Il 24 luglio è nata a Piacenza la seconda figlia di Sara e Irene, due donne locali unite civilmente. La piccola è stata concepita in Spagna, dove le due donne hanno prestato, mesi fa, il loro consenso a una fecondazione con donatore anonimo.
Sara e Irene erano fiduciose che dopo il parto avrebbero ottenuto a Piacenza, come in tanti altri Comuni italiani, il riconoscimento di entrambe. Si sono perciò mosse in anticipo e hanno contattato sia i vertici politici dell’amministrazione sia gli Uffici comunali.

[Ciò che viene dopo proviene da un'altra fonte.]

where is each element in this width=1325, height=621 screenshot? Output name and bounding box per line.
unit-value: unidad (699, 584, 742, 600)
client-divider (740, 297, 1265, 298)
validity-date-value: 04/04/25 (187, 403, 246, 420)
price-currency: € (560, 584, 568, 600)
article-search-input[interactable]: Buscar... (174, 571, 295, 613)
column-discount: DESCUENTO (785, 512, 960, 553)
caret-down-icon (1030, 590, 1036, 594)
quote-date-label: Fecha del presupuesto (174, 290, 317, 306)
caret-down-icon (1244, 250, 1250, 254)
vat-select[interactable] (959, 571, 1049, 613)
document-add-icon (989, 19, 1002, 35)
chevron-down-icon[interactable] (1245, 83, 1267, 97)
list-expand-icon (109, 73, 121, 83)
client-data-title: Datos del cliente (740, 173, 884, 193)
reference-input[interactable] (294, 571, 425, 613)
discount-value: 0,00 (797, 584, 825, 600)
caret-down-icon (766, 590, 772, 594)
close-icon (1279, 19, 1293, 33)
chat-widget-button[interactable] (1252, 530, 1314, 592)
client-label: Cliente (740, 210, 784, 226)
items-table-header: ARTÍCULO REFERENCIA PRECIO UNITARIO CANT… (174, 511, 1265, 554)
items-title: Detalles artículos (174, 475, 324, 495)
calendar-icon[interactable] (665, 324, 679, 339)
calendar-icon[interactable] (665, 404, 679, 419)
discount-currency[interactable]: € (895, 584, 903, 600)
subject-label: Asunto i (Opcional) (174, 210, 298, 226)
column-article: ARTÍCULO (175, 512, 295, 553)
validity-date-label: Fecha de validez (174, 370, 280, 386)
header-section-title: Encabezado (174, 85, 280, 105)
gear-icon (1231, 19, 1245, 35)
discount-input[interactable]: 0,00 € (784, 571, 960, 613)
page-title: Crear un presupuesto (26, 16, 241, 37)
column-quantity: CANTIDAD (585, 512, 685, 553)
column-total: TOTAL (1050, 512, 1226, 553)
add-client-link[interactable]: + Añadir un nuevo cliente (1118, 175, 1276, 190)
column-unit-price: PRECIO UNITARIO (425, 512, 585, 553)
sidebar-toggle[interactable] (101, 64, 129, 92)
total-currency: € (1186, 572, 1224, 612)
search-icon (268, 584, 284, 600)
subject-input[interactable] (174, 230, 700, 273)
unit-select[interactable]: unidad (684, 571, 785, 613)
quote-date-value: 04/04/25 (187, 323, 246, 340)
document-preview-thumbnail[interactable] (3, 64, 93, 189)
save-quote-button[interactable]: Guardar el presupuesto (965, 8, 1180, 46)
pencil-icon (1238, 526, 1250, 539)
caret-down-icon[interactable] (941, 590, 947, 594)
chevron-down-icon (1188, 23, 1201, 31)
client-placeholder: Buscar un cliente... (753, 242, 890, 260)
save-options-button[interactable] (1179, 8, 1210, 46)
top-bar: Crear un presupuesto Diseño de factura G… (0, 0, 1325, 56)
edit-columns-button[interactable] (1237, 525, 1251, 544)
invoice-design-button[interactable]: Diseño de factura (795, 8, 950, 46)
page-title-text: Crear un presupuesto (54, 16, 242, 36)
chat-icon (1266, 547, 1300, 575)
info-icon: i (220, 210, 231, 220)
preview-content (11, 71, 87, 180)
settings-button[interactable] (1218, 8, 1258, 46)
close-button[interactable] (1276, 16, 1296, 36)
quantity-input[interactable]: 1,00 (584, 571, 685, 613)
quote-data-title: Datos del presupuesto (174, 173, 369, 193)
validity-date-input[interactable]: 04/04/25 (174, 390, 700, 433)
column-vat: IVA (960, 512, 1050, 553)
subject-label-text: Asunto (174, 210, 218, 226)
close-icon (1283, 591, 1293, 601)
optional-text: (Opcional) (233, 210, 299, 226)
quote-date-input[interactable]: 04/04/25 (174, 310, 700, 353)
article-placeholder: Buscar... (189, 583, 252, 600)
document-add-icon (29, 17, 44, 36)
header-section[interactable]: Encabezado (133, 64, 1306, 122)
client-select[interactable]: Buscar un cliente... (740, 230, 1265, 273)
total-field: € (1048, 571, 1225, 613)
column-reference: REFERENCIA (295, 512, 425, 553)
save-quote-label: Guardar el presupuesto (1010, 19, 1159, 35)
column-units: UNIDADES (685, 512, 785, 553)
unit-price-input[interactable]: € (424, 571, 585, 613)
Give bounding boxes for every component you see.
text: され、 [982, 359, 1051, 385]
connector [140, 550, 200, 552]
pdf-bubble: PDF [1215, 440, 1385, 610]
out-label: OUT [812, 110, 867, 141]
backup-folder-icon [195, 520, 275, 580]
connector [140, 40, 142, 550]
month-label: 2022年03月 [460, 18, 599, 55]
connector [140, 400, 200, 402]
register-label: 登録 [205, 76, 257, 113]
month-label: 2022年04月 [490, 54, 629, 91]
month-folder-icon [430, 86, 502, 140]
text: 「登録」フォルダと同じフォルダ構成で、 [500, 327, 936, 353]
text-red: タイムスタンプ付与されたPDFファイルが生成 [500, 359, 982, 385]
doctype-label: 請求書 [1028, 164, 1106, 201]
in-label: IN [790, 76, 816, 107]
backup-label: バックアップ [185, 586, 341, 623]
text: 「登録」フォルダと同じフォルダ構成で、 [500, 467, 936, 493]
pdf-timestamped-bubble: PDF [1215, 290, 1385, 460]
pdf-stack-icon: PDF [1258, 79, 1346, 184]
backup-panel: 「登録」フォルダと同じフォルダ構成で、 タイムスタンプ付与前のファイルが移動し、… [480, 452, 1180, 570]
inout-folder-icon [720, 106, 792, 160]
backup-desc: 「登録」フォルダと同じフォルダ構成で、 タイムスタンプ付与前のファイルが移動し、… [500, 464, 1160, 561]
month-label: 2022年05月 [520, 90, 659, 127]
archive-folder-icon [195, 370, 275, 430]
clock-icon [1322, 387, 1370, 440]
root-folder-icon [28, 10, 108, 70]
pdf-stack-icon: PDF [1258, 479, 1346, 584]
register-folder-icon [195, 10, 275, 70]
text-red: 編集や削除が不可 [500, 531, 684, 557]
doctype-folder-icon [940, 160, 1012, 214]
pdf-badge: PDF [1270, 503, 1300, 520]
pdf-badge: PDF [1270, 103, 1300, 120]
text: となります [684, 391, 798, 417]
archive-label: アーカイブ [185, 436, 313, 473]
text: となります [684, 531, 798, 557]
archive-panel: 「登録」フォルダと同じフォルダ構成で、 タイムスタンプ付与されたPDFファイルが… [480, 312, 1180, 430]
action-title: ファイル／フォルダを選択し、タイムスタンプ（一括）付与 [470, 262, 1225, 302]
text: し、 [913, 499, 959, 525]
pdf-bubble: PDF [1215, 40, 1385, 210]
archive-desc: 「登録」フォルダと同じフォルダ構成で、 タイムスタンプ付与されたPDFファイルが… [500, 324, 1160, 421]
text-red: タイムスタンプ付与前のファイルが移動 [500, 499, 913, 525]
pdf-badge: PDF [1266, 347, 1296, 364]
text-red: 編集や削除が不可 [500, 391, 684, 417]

Quando però è nata la piccola non solo l’ufficiale di Stato civile si è rifiutato di ricevere il riconoscimento di entrambe le madri. Ma si è opposto a formare un atto di nascita attestante che la bambina è nata da fecondazione assistita.
A Sara, la madre biologica, è stato detto che, se avesse voluto essere giuridicamente riconosciuta, avrebbe dovuto dichiarare di aver avuto un rapporto sessuale con un uomo, garantendo altresì che questi non è parente né affine.
Essendo Sara unita civilmente, ciò significherebbe dichiarare una condotta extraconiugale in violazione dei doveri propri anche degli uniti civilmente. Significherebbe, soprattutto, dichiarare il falso e attestare in un atto pubblico che c’è un padre anche se non è indicato il nome di questo uomo. Come noto, per il diritto italiano l’uomo che ha determinato con la copula carnale una nascita è, volente o nolente, padre del nato.
Ma proprio le false dichiarazioni allo Stato civile costituiscono gravi reati se alterano lo stato del minore. Ma è parimenti reato non dichiarare l’avvenuta nascita di un nato. Senza dimenticare che in assenza di atto di nascita il nome e cognome sono attributi dal Comune e non dai genitori. Infine una segnalazione del Comune alla Procura dei minori potrebbe determinare l’avvio di indagini per minore abbandonato.
Per questi motivi, Sara ha allora deciso di cedere e dichiarare il falso: per il bene della bambina, per non lasciarla in una sorta di limbo identitario.
Ma oggi la donna si recherà alla stazione dei Carabinieri e si autodenuncerà per queste dichiarazioni non veritiere. Vuole che si faccia chiarezza se lei o qualcun altro si è macchiato di una responsabilità penale prevista non da una ma da ben quattro disposizioni del Codice penale italiano.
Poi, alle ore 16.30 presso il Circolo Chez Moi di Piacenza in Via Taverna, 14, presenterà in conferenza stampa l’azione di autodenuncia. All’incontro, che gode del sostegno di Famiglie Arcobaleno, Non una di meno Piacenza, Arcigay Piacenza, Agedo Milano e Agedo nazionale, Ass. radicale Certi diritti, Arci Piacenza, sarà presente anche Alexander Schuster, legale di Sara.
Contattato da Gaynews, l’avvocato trentino ha dichiarato: «In Italia le mamme lesbiche vivono non solo una situazione di terribile incertezza quanto il fatto stesso di essere madri: Lo sono? Lo saranno? Lo diventeranno mai? Dall’adozione in casi particolari al riconoscimento alla nascita ora negato ora concesso: tutto avviene in un vero e proprio limbo giuridico.
Ma non solo. Esse vivono nell’incertezza e sono costrette a compiere reati, quando dichiarano il falso per tutelare i loro figli e per evitare che questi restino nel limbo oscuro dello stato civile.
L’inizativa di Piacenza è un tentativo di denunciare dall’interno il sistema, le sue contraddizioni e le assurdità».